先ず多くの国内の需要を頼みとする企業は赤字のため
なんら利益を受けない。またギリギリ利益のある企業は、内需が良くないので国内に投資をせず、貯蓄にするか、外需用に資金を回すであろう。よしんば内需用の研究資金に回し、画期的なものができたとすれば、それはより競争を招くだけである。これに対して輸出で稼げる企業は黒字の分をより多く使え、ますます外需用に設備投資をすることになる。彼らはますます儲けることになり格差が拡大して行く。内需の拡大には一義的には貢献しないのである。また企業減税しなければ、外国との競争に勝てないという意見があるが、国内の需要がしっかりしていれば国内で十分稼げるのでそんな意見は出ないはずである。国内をないがしろにして輸出で稼ぎたい輩の暴言である。先ず国内を潤しその余剰で輸出するのが本筋である。第2次世界戦前の日本は内需が少なく外需で稼がねばならない状況に合ったと思われる。しかしそれは結局国を滅ぼすもとになるのである。
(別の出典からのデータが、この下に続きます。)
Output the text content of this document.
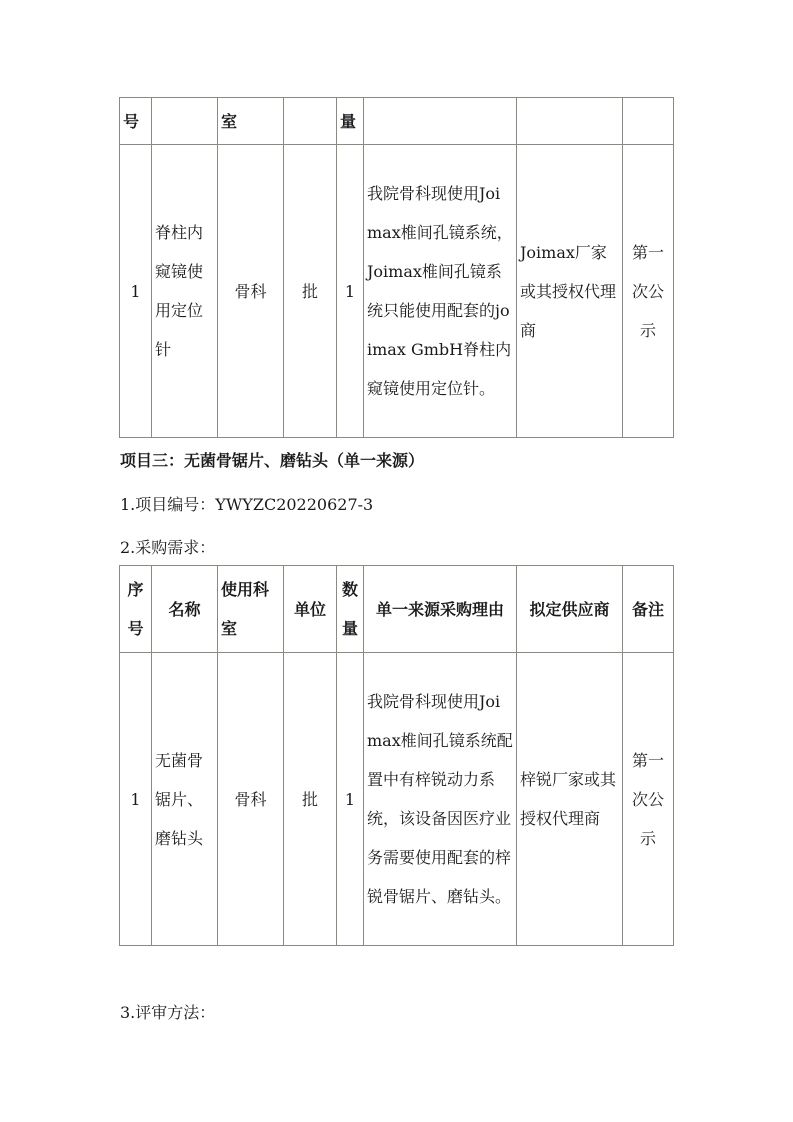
号		室		量			
1	脊柱内窥镜使用定位针	骨科	批	1	我院骨科现使用Joimax椎间孔镜系统，Joimax椎间孔镜系统只能使用配套的joimax GmbH脊柱内窥镜使用定位针。	Joimax厂家或其授权代理商	第一次公示
项目三：无菌骨锯片、磨钻头（单一来源）
1.项目编号：YWYZC20220627-3
2.采购需求：
序号	名称	使用科室	单位	数量	单一来源采购理由	拟定供应商	备注
1	无菌骨锯片、磨钻头	骨科	批	1	我院骨科现使用Joimax椎间孔镜系统配置中有梓锐动力系统，该设备因医疗业务需要使用配套的梓锐骨锯片、磨钻头。	梓锐厂家或其授权代理商	第一次公示
3.评审方法：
このように企業減税は、内需減に苦しむ多くの企業を助けるものにならない。今一番力を入れなければならない内需の拡大によるデフレからの脱出には、悪手である。理由は、中国の需要がさらに拡大し、アメリカが世界恐慌から立ち直るのに要した世界戦争に匹敵するぐらいの需要の拡大が必要であるからである。もしそこまで行かなければ失敗に帰するであろう。危険な手である。またそれは中国市場に対する日本企業の深入りを招くだろう。これはどこの国でも起こる現象であるが、当然不買運動や、日本に対する圧力行動が出てこよう。1国への深入りは、経営者にとっても、また政治家にとっても避けるべきことである。特に今の為政者は、好景気を演出したいばかりであり、日本の
おかれている現在の先行き不安定な状況より、見かけの成長率に浮かれているのが現状だ。